Why do C++ programmers are not interested in D?

Laeeth isharc laeeth at laeeth.com
Tue Nov 26 22:42:45 UTC 2019


On Wednesday, 20 November 2019 at 02:56:35 UTC, jmh530 wrote:
> On Wednesday, 20 November 2019 at 01:19:32 UTC, Laeeth Isharc 
> wrote:
>> [snip]
>>
>>
>> It won't be that fast and for our purposes we used it in a way 
>> that is easy but will add more overhead.  However for lots of 
>> things just being able to call C++ libraries without manual 
>> work opens up a lot and later if it matters you can make it 
>> faster.  So we can call quite a lot of C++ from D using cling 
>> already and more will follow in time.  We will open source 
>> when ready.
>>
>
> Any additional details you can provide on this, I would find 
> interesting. For instance, are you using a D interpreter and 
> then Cling as the C++ interpreter to get the C++ code working 
> in the interpreter? I wouldn't think you would need Cling if 
> you're compiling ahead of time.
>
> Also, I noticed jupyter-wire at the symmetryinvestments 
> repository as a replacement for jupyterd. Is this meant to be 
> infrastructure that some other tool will build on? Thanks.

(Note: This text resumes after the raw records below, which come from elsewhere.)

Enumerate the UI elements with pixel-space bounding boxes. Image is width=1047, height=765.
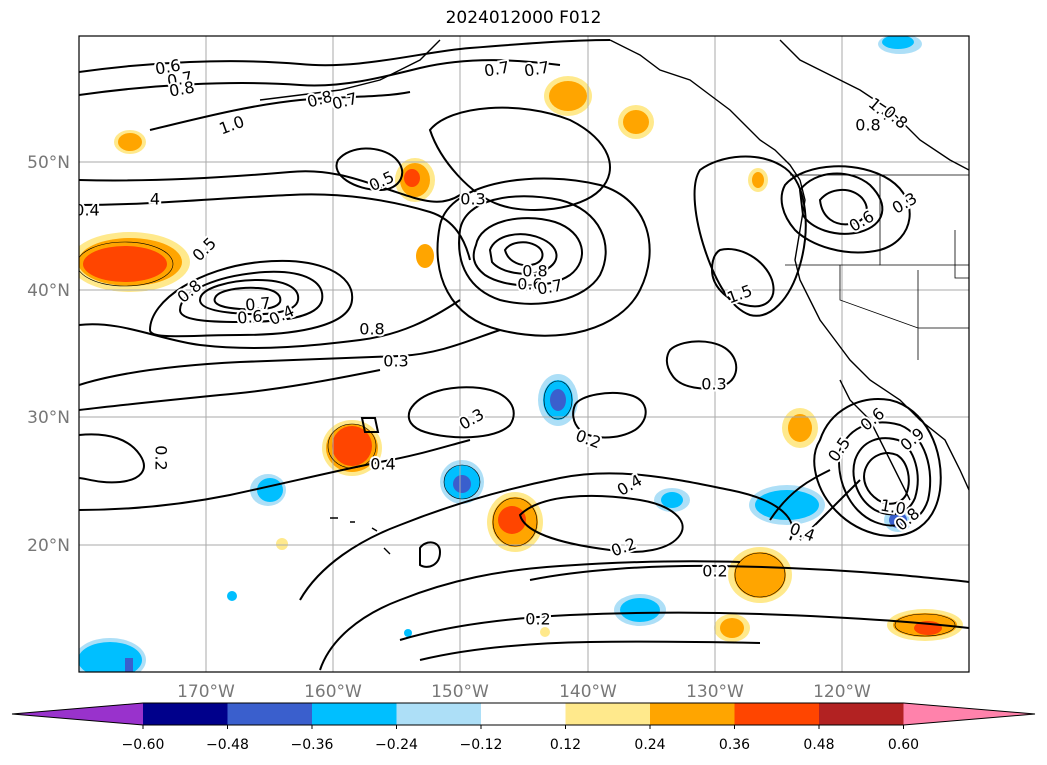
contour-label: 0.6 xyxy=(517,275,542,294)
lat-label: 40°N xyxy=(27,281,70,301)
map-title: 2024012000 F012 xyxy=(445,8,602,28)
longitude-labels: 170°W 160°W 150°W 140°W 130°W 120°W xyxy=(177,682,871,702)
colorbar-segment xyxy=(312,703,397,725)
colorbar-segment xyxy=(565,703,651,725)
colorbar-segment xyxy=(819,703,904,725)
shading-outlines xyxy=(79,241,956,637)
contour-lines xyxy=(79,39,969,671)
lon-label: 140°W xyxy=(559,682,617,702)
colorbar-tick-label: 0.24 xyxy=(634,737,665,753)
colorbar: −0.60 −0.48 −0.36 −0.24 −0.12 0.12 0.24 0.36 0.4… xyxy=(11,702,1036,753)
map-border xyxy=(78,35,970,673)
coastlines xyxy=(259,39,969,555)
contour-label: 0.7 xyxy=(166,67,194,90)
colorbar-tick-label: 0.60 xyxy=(888,737,919,753)
colorbar-segment xyxy=(481,703,566,725)
map-area xyxy=(79,36,969,672)
contour-label: 0.3 xyxy=(701,375,726,394)
colorbar-tick-label: 0.48 xyxy=(803,737,834,753)
contour-label: 0.8 xyxy=(359,320,384,339)
contour-label: 0.3 xyxy=(383,352,408,371)
contour-label: 0.4 xyxy=(74,201,99,220)
colorbar-segment xyxy=(396,703,482,725)
contour-label: 0.2 xyxy=(525,610,550,629)
colorbar-tick-label: −0.36 xyxy=(291,737,334,753)
contour-label: 0.8 xyxy=(855,116,880,135)
contour-label: 0.6 xyxy=(236,306,263,327)
latitude-labels: 50°N 40°N 30°N 20°N xyxy=(27,153,70,556)
colorbar-segment xyxy=(650,703,735,725)
colorbar-tick-label: −0.48 xyxy=(206,737,249,753)
colorbar-tick-label: −0.12 xyxy=(460,737,503,753)
colorbar-extend-min xyxy=(12,703,143,725)
lon-label: 150°W xyxy=(431,682,489,702)
colorbar-segment xyxy=(227,703,313,725)
contour-label: 0.4 xyxy=(370,455,395,474)
colorbar-tick-label: −0.60 xyxy=(122,737,165,753)
lon-label: 130°W xyxy=(686,682,744,702)
contour-label: 0.7 xyxy=(244,293,271,314)
colorbar-tick-label: 0.12 xyxy=(550,737,581,753)
contour-label: 0.3 xyxy=(460,190,485,209)
colorbar-tick-label: −0.24 xyxy=(375,737,418,753)
contour-label: 0.8 xyxy=(522,262,547,281)
colorbar-tick-label: 0.36 xyxy=(719,737,750,753)
contour-label: 0.2 xyxy=(152,445,171,470)
colorbar-extend-max xyxy=(903,703,1035,725)
lon-label: 170°W xyxy=(177,682,235,702)
contour-label: 0.2 xyxy=(702,562,727,581)
colorbar-segment xyxy=(143,703,228,725)
lat-label: 30°N xyxy=(27,408,70,428)
lat-label: 20°N xyxy=(27,536,70,556)
lat-label: 50°N xyxy=(27,153,70,173)
lon-label: 160°W xyxy=(304,682,362,702)
contour-label: 4 xyxy=(150,190,160,209)
colorbar-segment xyxy=(734,703,820,725)
graticule xyxy=(79,36,969,672)
lon-label: 120°W xyxy=(813,682,871,702)
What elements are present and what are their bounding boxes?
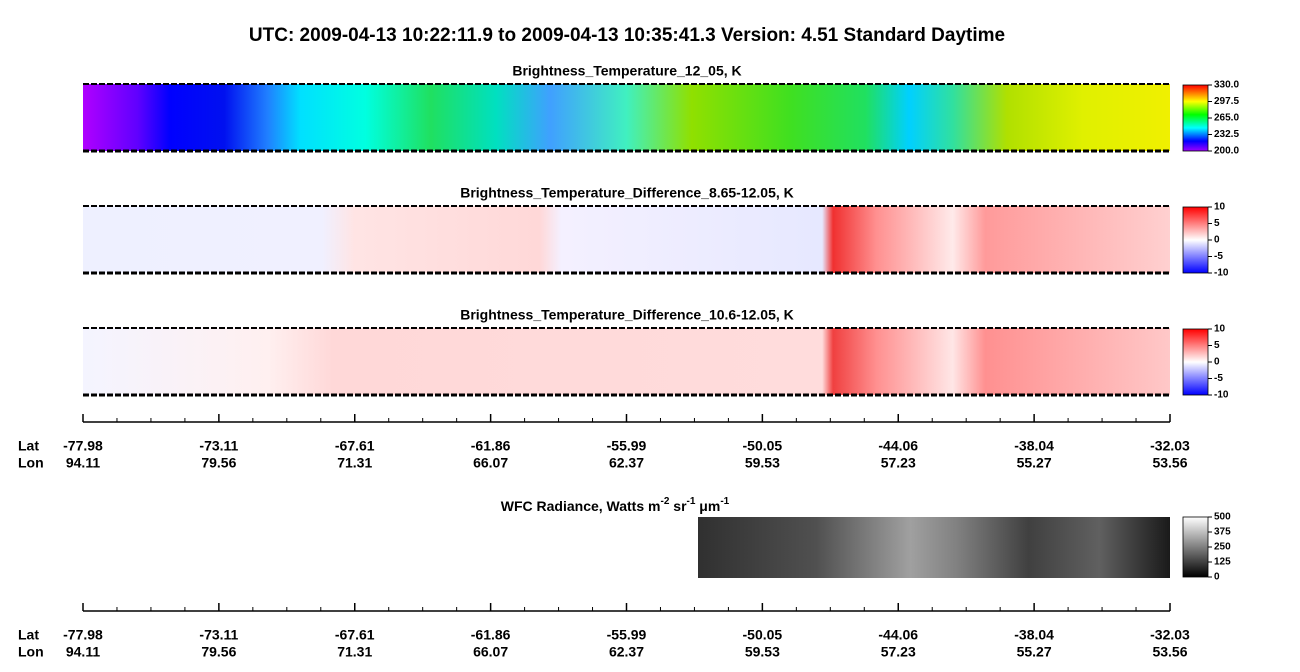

Right now we have a DSL written in D.  And cling is used at 
runtime to load a C++ library and register the types and 
functions.  Maybe it's binderoo inside out but without auto 
reloading.

It's a bigger project to make it just work for D and we will do 
that in time and open source when ready.  Probably generating D 
bindings and wrappers.  If anyone wants to be paid to work on 
that part time we are hiring.

You can do crazy things like generate c++ code at runtime in D 
and just call it.  Like string mixins but for C++ and at runtime.

Atila wants to have a D interpreter or JIT.  I think that would 
be very powerful, particularly if you could allow incremental 
compilation like with cling.

I had a crazy thought of repurposing the ctfe back end written by 
Stefan Koch for that though I guess it would need better memory 
management in DMD first.

It feels to me that it's an ambitious project though not an 
enormous one to have D being able to just call C++ by parsing 
headers and vice versa (via introspecting on D side and compiling 
generated cpp headers as a string at runtime / startup).

At that point you have C++ libraries and can incrementally 
replace a C++ codebase with D.  Maybe not quite zero overhead but 
for us make it work then make it fast.

Jupyter wire allows you to write Jupyter kernels in D.  We use it 
for our DSL.  You could hook up to drepl now and if we had a D 
interpreter you could use that instead.

Sebastiaan Koppe just created a pull request to add Jupyter 
widgets to Jupyter wire.  He has also written a simple widget in 
D compiling to web assembly.  Somebody wrote part of a widget in 
Rust and it was a tech talk in itself that drew a lot of interest.